Category: Federal Forum Posters
Purpose: It is projected there will be 8 million Americans with heart failure (HF) in 2030. In the United States, HF costs exceeded $30 billion in 2012 with direct medical costs totaling 68% of expenses. HF is an ambulatory care sensitive condition (ACSC) and medication optimization is crucial in improving morbidity and mortality, therefore reducing hospitalizations in high risk HF patients. Including pharmacists in patient care teams improves patient outcomes. The primary objective of this project was to develop and implement a pharmacist-led clinic focused on medication titration and optimization in high risk heart failure with reduced ejection fraction (HFrEF) patients.
Methods: This quality improvement project was approved by the Pharmacy and Therapeutics Committee and did not require IRB approval. A pilot VA ACSC database identified Veterans with a HF diagnosis who were at high risk for hospitalization. Patients were included for enrollment into the pharmacotherapy heart failure clinic (PHFC) if they were identified as having ≥ 85% chance of hospitalization within the next year and if they had a current/previous ejection fraction (EF) ≤ 40%. Patients were excluded if they were actively managed by cardiology, were enrolled in home-based primary care (HBPC), were considered inpatient status or hospice care, no longer resided in the catchment area, or if their provider refused clinic referral. Preliminary chart reviews were conducted to assess inclusion/exclusion criteria. Patients who met criteria had consults entered for provider signature to allow for PHFC enrollment. The following data was collected during initial chart reviews: demographics, comorbidities, EF history, laboratory data, vital signs, and HF medications. At the completion of the intervention window, a retrospective chart review was conducted to collect vitals, laboratory data, medication changes, and other pharmacist interventions. The primary outcome was the percentage of patients enrolled in PHFC who achieved guideline-directed medical therapy (GDMT). The secondary outcomes were the percentage of patients on target or maximally tolerated doses of angiotensin converting enzyme inhibitors (ACEi)/angiotensin II receptor blockers (ARBs) and beta blockers (BB).
Results: Fourteen patients were enrolled in the PHFC, with 6 of these patients carrying a diagnosis of HFrEF that allowed for active management of HF medication regimens. At the completion of the intervention window, 5 patients (83%) were on guideline-recommended ACEi/ARB and BB therapy. Five patients (83%) were on their maximally tolerated BB dose and none of the patients enrolled in the PHFC were able to reach target dose as recommended by the current guidelines. Four patients (67%) were on their maximally tolerated ACEi/ARB dose, with 2 patients (30%) achieving target dose as recommended by the current guidelines. Pharmacist interventions made during the intervention window included lab monitoring (renal function, overdue digoxin monitoring), triage to urgent care, re-titration of BB after unintentional discontinuation by patient, and care coordination with cardiology. Of patients that were excluded, no documentation of EF ≤ 40% accounted for 82 patients while 35 patients were excluded for reasons outlined above.
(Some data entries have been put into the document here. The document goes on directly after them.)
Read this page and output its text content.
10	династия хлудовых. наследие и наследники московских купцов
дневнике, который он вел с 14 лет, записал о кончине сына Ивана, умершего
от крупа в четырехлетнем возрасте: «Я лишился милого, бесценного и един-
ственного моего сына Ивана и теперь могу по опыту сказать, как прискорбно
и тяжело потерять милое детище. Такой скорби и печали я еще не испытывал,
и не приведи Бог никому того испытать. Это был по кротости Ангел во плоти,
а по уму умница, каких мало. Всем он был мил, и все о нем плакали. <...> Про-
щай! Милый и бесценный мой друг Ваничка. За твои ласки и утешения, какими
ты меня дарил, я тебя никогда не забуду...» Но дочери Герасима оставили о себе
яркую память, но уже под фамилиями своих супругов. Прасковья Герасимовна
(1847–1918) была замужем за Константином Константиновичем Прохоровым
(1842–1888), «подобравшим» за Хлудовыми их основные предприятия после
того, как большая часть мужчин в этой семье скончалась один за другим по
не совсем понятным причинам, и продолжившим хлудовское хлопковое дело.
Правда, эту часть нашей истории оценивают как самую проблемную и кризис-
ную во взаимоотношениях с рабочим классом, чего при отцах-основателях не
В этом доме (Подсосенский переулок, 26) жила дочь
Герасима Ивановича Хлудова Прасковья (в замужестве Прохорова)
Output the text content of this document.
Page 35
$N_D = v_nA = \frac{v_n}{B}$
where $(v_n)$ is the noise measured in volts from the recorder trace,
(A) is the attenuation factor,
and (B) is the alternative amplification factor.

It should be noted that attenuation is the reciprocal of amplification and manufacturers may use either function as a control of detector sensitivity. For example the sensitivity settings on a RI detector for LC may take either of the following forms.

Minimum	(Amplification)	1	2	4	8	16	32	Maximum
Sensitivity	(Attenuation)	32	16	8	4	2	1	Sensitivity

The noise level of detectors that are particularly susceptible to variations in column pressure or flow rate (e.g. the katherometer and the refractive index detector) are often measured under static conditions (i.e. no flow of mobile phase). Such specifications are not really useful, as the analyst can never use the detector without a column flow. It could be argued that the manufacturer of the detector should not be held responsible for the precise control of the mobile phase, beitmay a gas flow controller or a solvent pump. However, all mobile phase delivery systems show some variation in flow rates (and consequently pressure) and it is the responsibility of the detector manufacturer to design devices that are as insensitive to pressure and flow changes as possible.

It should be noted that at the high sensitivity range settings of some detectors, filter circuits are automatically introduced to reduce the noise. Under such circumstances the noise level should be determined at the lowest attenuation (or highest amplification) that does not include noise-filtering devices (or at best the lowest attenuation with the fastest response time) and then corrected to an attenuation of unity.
Conclusion: It appears that the highest risk HFrEF patients identified at our facility were receiving GDMT even prior to the implementation of the PHFC. Despite this, the clinical pharmacy specialist was able to make significant interventions to improve patient care. The pilot VA ACSC database did not appropriately identify the highest risk HF patients at this facility. A small percentage of patients identified had the targeted HFrEF diagnosis which resulted in significantly less patients than anticipated. Despite these limitations, the project demonstrates the potential value of the pharmacist and the need for expanded projects to better target high risk HFrEF patients.